An appropriate solution might be for the regulations to adopt by analogy the definition of influencing legislation applicable to lobbying activities of § 501(c)(3) organizations. A communication with a legislator or public official would then constitute influencing legislation only if the communication (1) refers to specific legislation and (2) reflects a view on that specific legislation.

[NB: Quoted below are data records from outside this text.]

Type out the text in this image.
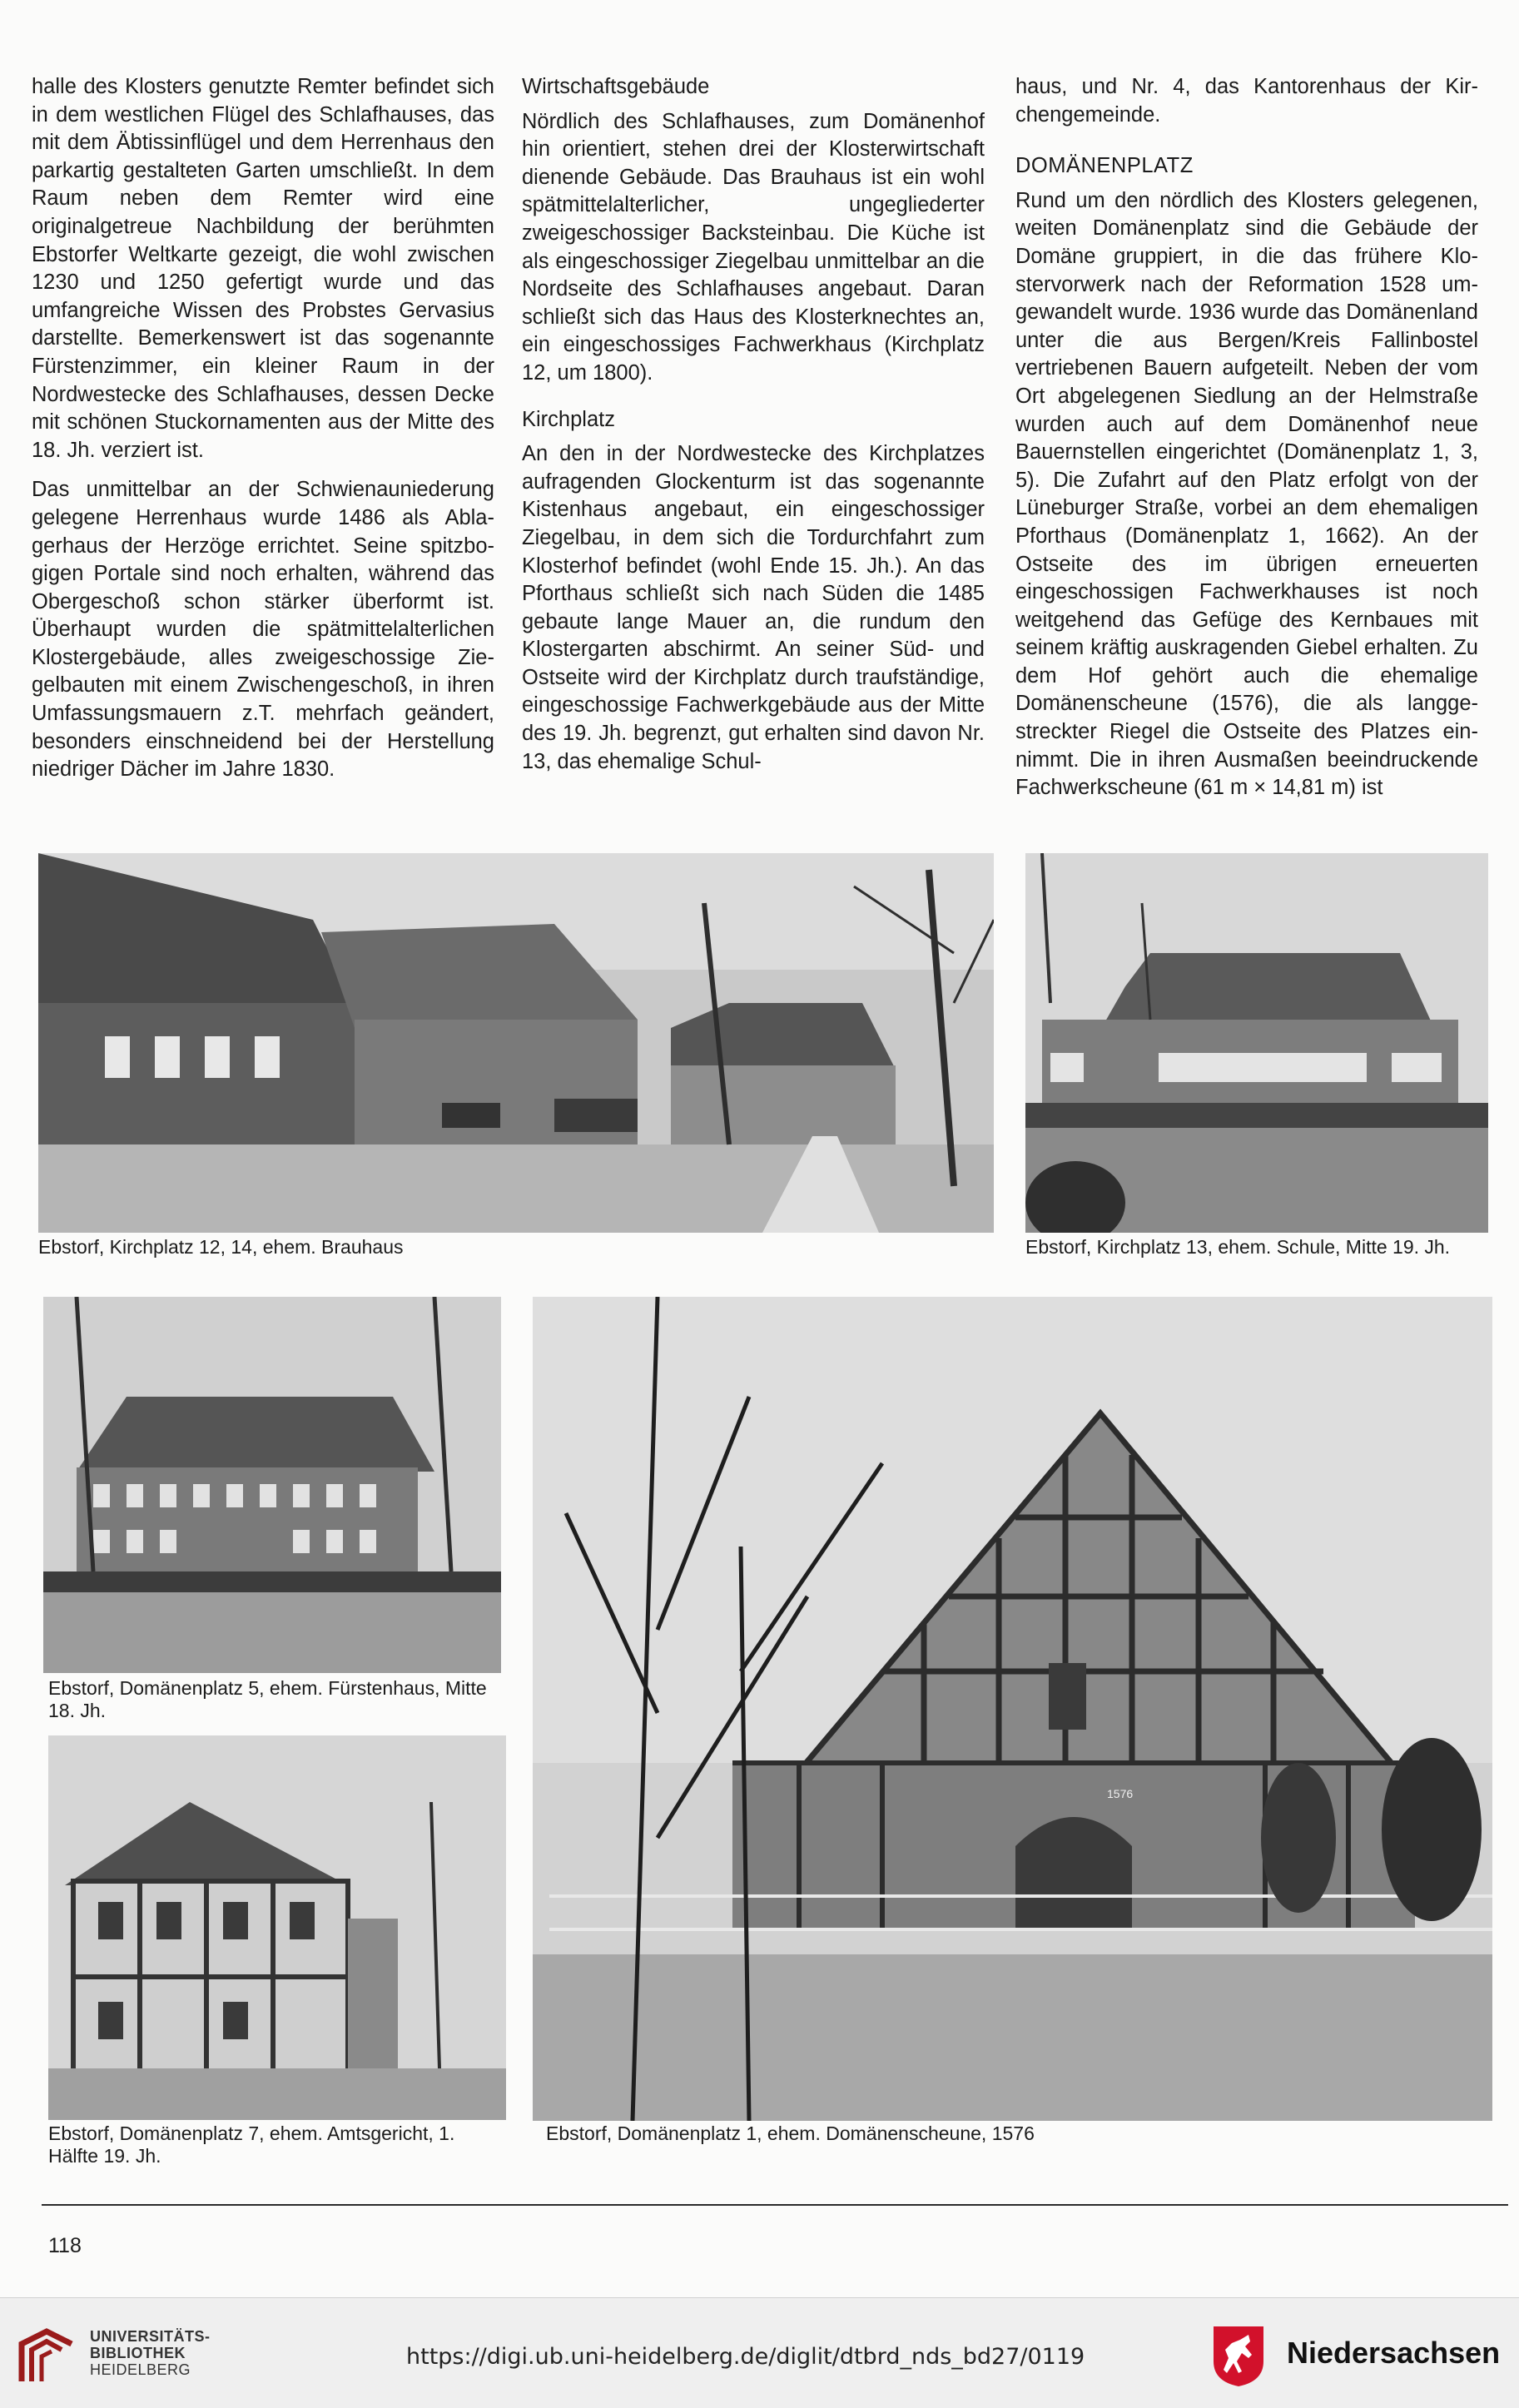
halle des Klosters genutzte Remter befindet sich in dem westlichen Flügel des Schlafhauses, das mit dem Äbtissinflügel und dem Herrenhaus den parkartig gestalteten Garten umschließt. In dem Raum neben dem Remter wird eine originalgetreue Nachbildung der berühmten Ebstorfer Weltkarte gezeigt, die wohl zwischen 1230 und 1250 gefertigt wurde und das umfangreiche Wissen des Probstes Gervasius darstellte. Bemerkenswert ist das sogenannte Fürstenzimmer, ein kleiner Raum in der Nordwestecke des Schlafhauses, dessen Decke mit schönen Stuckornamenten aus der Mitte des 18. Jh. verziert ist.

Das unmittelbar an der Schwienauniederung gelegene Herrenhaus wurde 1486 als Ablagerhaus der Herzöge errichtet. Seine spitzbogigen Portale sind noch erhalten, während das Obergeschoß schon stärker überformt ist. Überhaupt wurden die spätmittelalterlichen Klostergebäude, alles zweigeschossige Ziegelbauten mit einem Zwischengeschoß, in ihren Umfassungsmauern z.T. mehrfach geändert, besonders einschneidend bei der Herstellung niedriger Dächer im Jahre 1830.

Wirtschaftsgebäude

Nördlich des Schlafhauses, zum Domänenhof hin orientiert, stehen drei der Klosterwirtschaft dienende Gebäude. Das Brauhaus ist ein wohl spätmittelalterlicher, ungegliederter zweigeschossiger Backsteinbau. Die Küche ist als eingeschossiger Ziegelbau unmittelbar an die Nordseite des Schlafhauses angebaut. Daran schließt sich das Haus des Klosterknechtes an, ein eingeschossiges Fachwerkhaus (Kirchplatz 12, um 1800).

Kirchplatz

An den in der Nordwestecke des Kirchplatzes aufragenden Glockenturm ist das sogenannte Kistenhaus angebaut, ein eingeschossiger Ziegelbau, in dem sich die Tordurchfahrt zum Klosterhof befindet (wohl Ende 15. Jh.). An das Pforthaus schließt sich nach Süden die 1485 gebaute lange Mauer an, die rundum den Klostergarten abschirmt. An seiner Süd- und Ostseite wird der Kirchplatz durch traufständige, eingeschossige Fachwerkgebäude aus der Mitte des 19. Jh. begrenzt, gut erhalten sind davon Nr. 13, das ehemalige Schul-

haus, und Nr. 4, das Kantorenhaus der Kirchengemeinde.

DOMÄNENPLATZ

Rund um den nördlich des Klosters gelegenen, weiten Domänenplatz sind die Gebäude der Domäne gruppiert, in die das frühere Klostervorwerk nach der Reformation 1528 umgewandelt wurde. 1936 wurde das Domänenland unter die aus Bergen/Kreis Fallinbostel vertriebenen Bauern aufgeteilt. Neben der vom Ort abgelegenen Siedlung an der Helmstraße wurden auch auf dem Domänenhof neue Bauernstellen eingerichtet (Domänenplatz 1, 3, 5). Die Zufahrt auf den Platz erfolgt von der Lüneburger Straße, vorbei an dem ehemaligen Pforthaus (Domänenplatz 1, 1662). An der Ostseite des im übrigen erneuerten eingeschossigen Fachwerkhauses ist noch weitgehend das Gefüge des Kernbaues mit seinem kräftig auskragenden Giebel erhalten. Zu dem Hof gehört auch die ehemalige Domänenscheune (1576), die als langgestreckter Riegel die Ostseite des Platzes einnimmt. Die in ihren Ausmaßen beeindruckende Fachwerkscheune (61 m × 14,81 m) ist

Ebstorf, Kirchplatz 12, 14, ehem. Brauhaus	Ebstorf, Kirchplatz 13, ehem. Schule, Mitte 19. Jh.
Ebstorf, Domänenplatz 5, ehem. Fürstenhaus, Mitte 18. Jh.
Ebstorf, Domänenplatz 7, ehem. Amtsgericht, 1. Hälfte 19. Jh.
1576
Ebstorf, Domänenplatz 1, ehem. Domänenscheune, 1576
118
UNIVERSITÄTS-
BIBLIOTHEK
HEIDELBERG	https://digi.ub.uni-heidelberg.de/diglit/dtbrd_nds_bd27/0119	Niedersachsen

A communication directed at the general public would constitute grass-roots lobbying only if it also contained a "call to action" urging the recipient to contact a legislator or other government official.
A second key issue is the treatment of monitoring costs where the taxpayer later lobbies on similar legislation. Some time limits are obviously necessary, since lobbying on a tax bill in 1998 should not make costs of monitoring similar legislation in 1995 retroactively non-deductible.
Taxpayers also clearly need guidance on the types of records required to substantiate lobbying hours. If daily time records are not required, then taxpayers should be able to allocate time on a more periodic basis, such as monthly or quarterly, perhaps using some type of survey method.
Businesses and tax-exempt organizations facing the daunting task of complying with the new lobbying expense provisions can expect substantially higher after-tax costs of lobbying as well as new record-keeping compliance burdens. Until pending litigation and other threshold issues are resolved, however, it is difficult to say how significant these burdens will prove.